One night when Yoshiko was about to go out she could find only one of her geta. “You’re a fool,” she said, immediately getting angry and berating the maid. From the entranceway, she threw the single geta into the room.
Renko saw this, frightened, and her face turned pale.
But the next morning, Yoshiko behaved as if nothing had happened when she greeted the maid with, “Good morning.”
The others who lived there were confused, wondering about how to get along with Yoshiko.
*
Standing beside Naniwa on the dock that day in 1927, Renko would not have known about her future participation in such a small-scale domestic scuffle, nor would she have known about her future involvement in full-blown conflicts in China. After living in Japan for some years, Renko would return to China and, in 1940, marry a Chinese, settle down in Beijing, and eventually have six children. Once the war was over, Renko would be refused employment and shunned by neighbors because of her Japanese sympathies and noble blood; she would forage for discarded scraps of food in Beijing’s dustbins.
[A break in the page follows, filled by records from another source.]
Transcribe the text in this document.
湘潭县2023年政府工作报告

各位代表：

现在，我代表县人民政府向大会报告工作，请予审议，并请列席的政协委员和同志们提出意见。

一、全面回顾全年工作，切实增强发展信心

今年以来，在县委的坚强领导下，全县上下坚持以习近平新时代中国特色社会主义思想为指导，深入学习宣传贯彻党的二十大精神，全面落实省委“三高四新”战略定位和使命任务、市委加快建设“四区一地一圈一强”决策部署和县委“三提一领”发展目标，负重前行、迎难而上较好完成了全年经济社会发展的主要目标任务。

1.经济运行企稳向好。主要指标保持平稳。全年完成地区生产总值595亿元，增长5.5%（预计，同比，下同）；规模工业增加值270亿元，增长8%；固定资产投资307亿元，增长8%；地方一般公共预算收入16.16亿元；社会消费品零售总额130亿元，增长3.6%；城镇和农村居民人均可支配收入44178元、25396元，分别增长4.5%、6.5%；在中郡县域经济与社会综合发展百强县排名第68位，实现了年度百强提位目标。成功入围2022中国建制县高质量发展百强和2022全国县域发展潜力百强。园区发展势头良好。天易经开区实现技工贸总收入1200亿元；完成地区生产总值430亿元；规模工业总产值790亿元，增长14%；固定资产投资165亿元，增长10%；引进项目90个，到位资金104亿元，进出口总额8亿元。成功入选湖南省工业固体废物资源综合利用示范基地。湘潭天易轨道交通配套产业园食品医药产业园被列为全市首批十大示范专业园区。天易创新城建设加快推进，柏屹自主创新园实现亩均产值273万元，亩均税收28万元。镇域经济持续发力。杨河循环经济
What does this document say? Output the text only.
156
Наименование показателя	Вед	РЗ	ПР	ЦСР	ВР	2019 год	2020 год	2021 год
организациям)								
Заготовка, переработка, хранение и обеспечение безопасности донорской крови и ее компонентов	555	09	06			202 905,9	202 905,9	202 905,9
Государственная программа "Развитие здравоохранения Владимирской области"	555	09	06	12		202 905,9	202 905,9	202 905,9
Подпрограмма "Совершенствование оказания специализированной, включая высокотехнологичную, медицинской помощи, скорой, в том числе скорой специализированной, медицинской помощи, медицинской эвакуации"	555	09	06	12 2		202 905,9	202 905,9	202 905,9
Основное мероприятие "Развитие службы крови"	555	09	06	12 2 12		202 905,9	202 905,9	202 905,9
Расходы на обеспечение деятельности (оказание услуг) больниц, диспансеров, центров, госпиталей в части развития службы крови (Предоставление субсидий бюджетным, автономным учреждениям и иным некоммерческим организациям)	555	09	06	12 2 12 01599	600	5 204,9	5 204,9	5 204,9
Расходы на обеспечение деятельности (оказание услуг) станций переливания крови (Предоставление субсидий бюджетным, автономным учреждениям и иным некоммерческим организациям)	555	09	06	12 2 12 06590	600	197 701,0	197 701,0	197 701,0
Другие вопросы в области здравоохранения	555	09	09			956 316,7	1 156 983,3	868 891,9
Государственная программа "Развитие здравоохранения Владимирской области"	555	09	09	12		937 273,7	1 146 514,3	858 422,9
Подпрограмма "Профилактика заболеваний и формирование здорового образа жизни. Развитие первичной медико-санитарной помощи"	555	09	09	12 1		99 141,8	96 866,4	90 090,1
During the Cultural Revolution, with her daughter Shōko scrambling to join the Red Guards, Renko would be denounced in public and feel fortunate to have escaped with her life. Her own children would revile her for her past associations. Decades would pass before she, along with some of her children, would be able to return to live in Japan.
Though much of her grief could be traced back to Yoshiko, Renko never sought to play the heroine in a revenge saga, lashing out at those who had brought her so much misfortune. Instead Renko took up the milder role of a woman who had made numerous mistakes and seen her share of woe. She was willing to look with pity upon Aunt Yoshiko, who had done the same: “She made sure she got noticed in everything she did, but she was truly a good big sister to me. She associated with the Japanese army and with the Chinese, protecting and helping many.”